Forty-seven years after it first debuted as Moscow’s largest restaurant and nearly a quarter century after it was abandoned, the Seasons of the Year will finally see new tenants. The Garage Museum of Contemporary Art announced yesterday that its forthcoming permanent home inside the Soviet-era eatery in the capital’s central Gorky Park is due to open in June 2015. The nearly 54,000-square-foot space will initially host such exhibitions as new work by Rirkrit Tiravanija, a monumental installation by Eric Bulatov, and pieces from leading Russian and international artists.
Garage changed its name from Center for Contemporary Culture to Museum of Contemporary Art this past spring, a move that was meant to signal expansion plans not only for its building, but also for its programming. Founded in 2008 by Dasha Zhukova to display contemporary art, Garage now runs a booming education program, expects to open a public library devoted to contemporary art, and produces its own exhibitions under the guidance of Kate Fowle, its chief curator. “Garage’s new name reflects a long-term commitment to providing broad public access to contemporary art and ideas in Russia, a commitment that has been increasingly exhibited throughout Garage’s six-year history with robust educational programming,” the museum announced at the time of the name change.

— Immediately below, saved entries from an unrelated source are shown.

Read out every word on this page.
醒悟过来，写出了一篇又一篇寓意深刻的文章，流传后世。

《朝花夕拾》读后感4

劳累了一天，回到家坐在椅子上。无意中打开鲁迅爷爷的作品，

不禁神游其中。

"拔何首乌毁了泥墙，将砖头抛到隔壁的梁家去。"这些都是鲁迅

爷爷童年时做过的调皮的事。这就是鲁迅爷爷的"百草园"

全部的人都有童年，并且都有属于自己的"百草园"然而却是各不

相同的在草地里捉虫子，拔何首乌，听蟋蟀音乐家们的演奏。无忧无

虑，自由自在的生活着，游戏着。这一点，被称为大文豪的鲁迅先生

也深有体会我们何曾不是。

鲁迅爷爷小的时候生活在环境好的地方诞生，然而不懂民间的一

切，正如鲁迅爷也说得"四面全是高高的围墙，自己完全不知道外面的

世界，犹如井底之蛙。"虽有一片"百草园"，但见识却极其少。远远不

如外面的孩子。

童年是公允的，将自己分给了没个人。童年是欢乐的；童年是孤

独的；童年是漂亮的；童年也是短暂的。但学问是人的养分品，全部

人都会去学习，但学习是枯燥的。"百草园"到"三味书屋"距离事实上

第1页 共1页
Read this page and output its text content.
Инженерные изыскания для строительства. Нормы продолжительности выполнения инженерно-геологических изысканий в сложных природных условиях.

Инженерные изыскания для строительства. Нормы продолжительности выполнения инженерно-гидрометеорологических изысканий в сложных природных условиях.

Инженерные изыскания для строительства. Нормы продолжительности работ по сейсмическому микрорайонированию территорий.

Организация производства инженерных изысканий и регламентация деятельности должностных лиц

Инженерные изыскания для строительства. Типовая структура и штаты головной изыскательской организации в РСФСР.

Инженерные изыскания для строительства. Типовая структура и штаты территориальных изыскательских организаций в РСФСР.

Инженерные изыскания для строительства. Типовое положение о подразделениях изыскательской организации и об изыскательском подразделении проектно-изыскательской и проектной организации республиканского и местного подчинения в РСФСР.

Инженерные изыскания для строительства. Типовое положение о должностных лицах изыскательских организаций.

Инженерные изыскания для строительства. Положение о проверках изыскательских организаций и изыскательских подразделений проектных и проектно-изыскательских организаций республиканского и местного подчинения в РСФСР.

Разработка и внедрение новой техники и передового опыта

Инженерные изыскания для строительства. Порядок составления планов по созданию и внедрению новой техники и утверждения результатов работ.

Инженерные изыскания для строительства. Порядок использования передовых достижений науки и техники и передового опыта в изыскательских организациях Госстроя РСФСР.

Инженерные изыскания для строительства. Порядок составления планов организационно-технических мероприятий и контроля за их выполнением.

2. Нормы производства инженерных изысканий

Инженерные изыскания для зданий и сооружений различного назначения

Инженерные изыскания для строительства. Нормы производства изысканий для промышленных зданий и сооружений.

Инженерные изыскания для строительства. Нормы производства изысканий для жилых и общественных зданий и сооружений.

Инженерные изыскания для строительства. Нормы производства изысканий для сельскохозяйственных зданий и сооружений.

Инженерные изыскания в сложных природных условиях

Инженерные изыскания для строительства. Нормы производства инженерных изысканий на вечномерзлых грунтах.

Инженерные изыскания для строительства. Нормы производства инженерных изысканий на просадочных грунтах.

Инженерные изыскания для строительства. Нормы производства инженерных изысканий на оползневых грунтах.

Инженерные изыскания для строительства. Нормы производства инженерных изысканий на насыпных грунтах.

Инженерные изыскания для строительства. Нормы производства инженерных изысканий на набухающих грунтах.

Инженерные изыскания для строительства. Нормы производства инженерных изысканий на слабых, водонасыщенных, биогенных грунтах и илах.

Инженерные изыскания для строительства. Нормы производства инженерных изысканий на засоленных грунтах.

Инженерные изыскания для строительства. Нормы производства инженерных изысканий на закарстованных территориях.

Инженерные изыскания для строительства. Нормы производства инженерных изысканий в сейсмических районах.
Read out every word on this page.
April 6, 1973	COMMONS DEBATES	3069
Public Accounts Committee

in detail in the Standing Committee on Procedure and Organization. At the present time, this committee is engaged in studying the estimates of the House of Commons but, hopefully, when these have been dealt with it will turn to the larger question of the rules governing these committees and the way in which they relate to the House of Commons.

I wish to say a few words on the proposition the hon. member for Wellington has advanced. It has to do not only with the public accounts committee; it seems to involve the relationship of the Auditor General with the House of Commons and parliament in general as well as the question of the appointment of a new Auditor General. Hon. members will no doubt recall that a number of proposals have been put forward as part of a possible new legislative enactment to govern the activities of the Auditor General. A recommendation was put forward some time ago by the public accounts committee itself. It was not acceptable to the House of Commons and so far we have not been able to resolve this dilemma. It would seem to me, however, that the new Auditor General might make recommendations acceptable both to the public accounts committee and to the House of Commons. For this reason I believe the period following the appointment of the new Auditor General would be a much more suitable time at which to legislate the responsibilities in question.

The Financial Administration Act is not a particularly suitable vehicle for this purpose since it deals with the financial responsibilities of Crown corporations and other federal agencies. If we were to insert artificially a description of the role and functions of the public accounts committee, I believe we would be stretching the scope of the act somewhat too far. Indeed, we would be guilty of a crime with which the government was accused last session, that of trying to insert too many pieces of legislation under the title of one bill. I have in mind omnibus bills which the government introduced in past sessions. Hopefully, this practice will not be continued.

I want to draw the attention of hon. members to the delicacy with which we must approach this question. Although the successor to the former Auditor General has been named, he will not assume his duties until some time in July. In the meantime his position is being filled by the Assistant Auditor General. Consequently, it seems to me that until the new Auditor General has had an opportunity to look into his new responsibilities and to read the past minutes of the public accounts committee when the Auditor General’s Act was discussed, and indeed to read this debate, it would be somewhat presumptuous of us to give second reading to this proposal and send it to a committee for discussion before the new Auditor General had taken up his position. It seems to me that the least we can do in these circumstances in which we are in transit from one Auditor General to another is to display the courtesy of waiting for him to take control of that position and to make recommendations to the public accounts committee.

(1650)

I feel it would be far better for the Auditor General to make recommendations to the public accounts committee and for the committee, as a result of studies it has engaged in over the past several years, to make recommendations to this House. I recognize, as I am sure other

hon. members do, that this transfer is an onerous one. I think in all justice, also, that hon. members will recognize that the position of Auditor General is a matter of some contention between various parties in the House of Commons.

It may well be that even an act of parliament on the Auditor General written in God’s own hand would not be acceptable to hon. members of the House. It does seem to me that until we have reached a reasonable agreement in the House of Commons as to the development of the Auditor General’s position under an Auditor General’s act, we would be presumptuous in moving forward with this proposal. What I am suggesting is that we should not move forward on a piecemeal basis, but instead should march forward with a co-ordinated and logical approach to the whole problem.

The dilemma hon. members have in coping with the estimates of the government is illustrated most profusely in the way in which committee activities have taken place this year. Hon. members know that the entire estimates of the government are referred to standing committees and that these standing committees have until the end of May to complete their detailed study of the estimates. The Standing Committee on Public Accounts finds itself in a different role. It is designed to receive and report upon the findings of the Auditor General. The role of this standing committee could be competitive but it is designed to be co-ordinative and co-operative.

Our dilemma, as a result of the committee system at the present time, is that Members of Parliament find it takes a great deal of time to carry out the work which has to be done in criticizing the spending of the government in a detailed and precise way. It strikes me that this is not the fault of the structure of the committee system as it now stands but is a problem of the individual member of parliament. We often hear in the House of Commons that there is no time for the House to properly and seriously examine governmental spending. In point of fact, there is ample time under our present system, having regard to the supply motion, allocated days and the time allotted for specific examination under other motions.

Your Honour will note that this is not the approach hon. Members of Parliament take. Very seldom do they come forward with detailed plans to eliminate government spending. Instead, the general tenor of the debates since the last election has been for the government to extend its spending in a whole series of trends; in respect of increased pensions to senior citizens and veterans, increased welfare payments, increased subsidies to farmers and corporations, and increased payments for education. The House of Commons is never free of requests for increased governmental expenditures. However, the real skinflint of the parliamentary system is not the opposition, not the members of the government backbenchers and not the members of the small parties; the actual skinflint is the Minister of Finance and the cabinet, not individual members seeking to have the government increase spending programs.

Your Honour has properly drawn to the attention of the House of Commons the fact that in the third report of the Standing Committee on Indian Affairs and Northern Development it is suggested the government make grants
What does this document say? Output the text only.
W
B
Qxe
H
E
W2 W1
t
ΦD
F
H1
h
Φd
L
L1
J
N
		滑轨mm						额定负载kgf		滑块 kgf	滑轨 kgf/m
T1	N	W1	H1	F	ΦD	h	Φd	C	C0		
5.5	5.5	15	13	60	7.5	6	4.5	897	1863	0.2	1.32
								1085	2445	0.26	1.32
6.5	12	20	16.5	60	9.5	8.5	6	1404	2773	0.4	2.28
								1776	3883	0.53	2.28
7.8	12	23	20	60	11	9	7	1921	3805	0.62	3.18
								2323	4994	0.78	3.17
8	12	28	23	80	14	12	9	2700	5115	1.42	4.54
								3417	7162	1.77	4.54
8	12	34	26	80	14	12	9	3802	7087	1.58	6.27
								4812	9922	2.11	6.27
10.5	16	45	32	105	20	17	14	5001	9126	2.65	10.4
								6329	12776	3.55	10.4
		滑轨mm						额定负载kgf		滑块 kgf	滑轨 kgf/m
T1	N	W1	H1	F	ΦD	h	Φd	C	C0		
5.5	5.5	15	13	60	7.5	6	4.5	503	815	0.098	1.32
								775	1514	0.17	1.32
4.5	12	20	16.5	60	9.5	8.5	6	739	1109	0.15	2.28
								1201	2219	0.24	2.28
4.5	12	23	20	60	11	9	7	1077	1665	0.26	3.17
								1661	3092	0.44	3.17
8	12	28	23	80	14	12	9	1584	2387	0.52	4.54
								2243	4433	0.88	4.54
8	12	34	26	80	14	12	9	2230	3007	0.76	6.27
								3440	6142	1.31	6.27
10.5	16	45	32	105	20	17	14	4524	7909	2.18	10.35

With its new building — the institution’s first permanent home after two temporary sites — Garage is building a space custom fit for its increased ambitions. And Rem Koolhaas, who was tasked with transforming the abandoned restaurant's ruin for the museum, is leaving it largely untouched. “Perhaps in architecture, a profession that fundamentally is supposed to change things it encounters (usually before reflection), there ought to be an equally important arm of it that is concerned with not doing anything,” he announced while delivering the 2009 Byard Memorial Lecture at Columbia University, now printed in the book “Preservation is Overtaking Us.” Developed three years later, the new Garage edifice is an exercise in abstinence. The 1968 building’s structural core, which remains sound, will be kept intact — interior walls still stand, displaying weathered Soviet mosaics with ideological imagery that was once ubiquitous across the country. Curators can choose to hang artworks on the original walls, but hinged panels that drop from the ceiling with all-white walls can create the effect of a traditional gallery space. There will also be event spaces, screening rooms, and a café decorated with restored Soviet-era furniture.
The building’s original façades have crumbled, so OMA and Koolhaas designed double-thickness polycarbonate shell to sheath interior spaces and contain service infrastructure. The translucent silver-grey exterior panels will be lifted off the ground to connect the museum’s interior with the surrounding park, and two 36-foot-wide panels will slide vertically to reveal the atrium, a double-height space where especially large works can be displayed. Koolhaas’s interventions supplement what the building lost while it languished in disrepair and organize the ruin into an interior space that meets Garage’s programmatic needs. Yet preservation is the design’s generative force — while vestiges of Soviet architecture often go unappreciated and destroyed in contemporary Russia, Garage and Koolhaas insist that history must be acknowledged and addressed, not ignored. “For 70 years Russia destroyed various histories,” said Garage director Anton Belov, “and it would be a mistake to destroy this relic of the Soviet Union. It’s a unique piece of architecture, and you should treat it as such.”
The Garage building sets an example for dealing with the architectural past at a moment when historic architecture faces extreme threats in Moscow. This past summer alone, two of the city’s most significant Constructivist landmarks faced demolition and botched renovations. In late spring, real estate developers nearly succeeded in winning a permit to dismantle the 1922 Shukhov Tower, a latticed steel radio tower and the first of its kind. A small group of preservation activists rallied to save the iconic structure, and Garage organized public visits to the tower to highlight its historic significance. The city council granted landmark designation to the tower last month, just as another structure, the famed circular 1929 Melnikov House, was seized by the Russian state from its resident, the architect’s granddaughter. The State Architecture Museum plans to open the home as a public museum before the end of 2014; local critics have raised concerns about the legality of the granddaughter’s snap eviction and it remains unclear how the significant preservation efforts needed to properly restore the home can be completed in so short a time. Public outcries against the defacement and destruction of Soviet architectural patrimony are growing, thanks in no small part to prominent institutions like Garage, which fuel discussion about aesthetics, culture, and history.
“Education is the main element in all our processes,” said Belov. To that end, the museum’s OMA building is equipped with substantial education resources that include classrooms and conference spaces. For Belov, the structure, like the art it will eventually display, serves this higher purpose: “It’s not only about the construction of our building. It’s about the construction of society — thinking people, professionals, lovers of contemporary art.”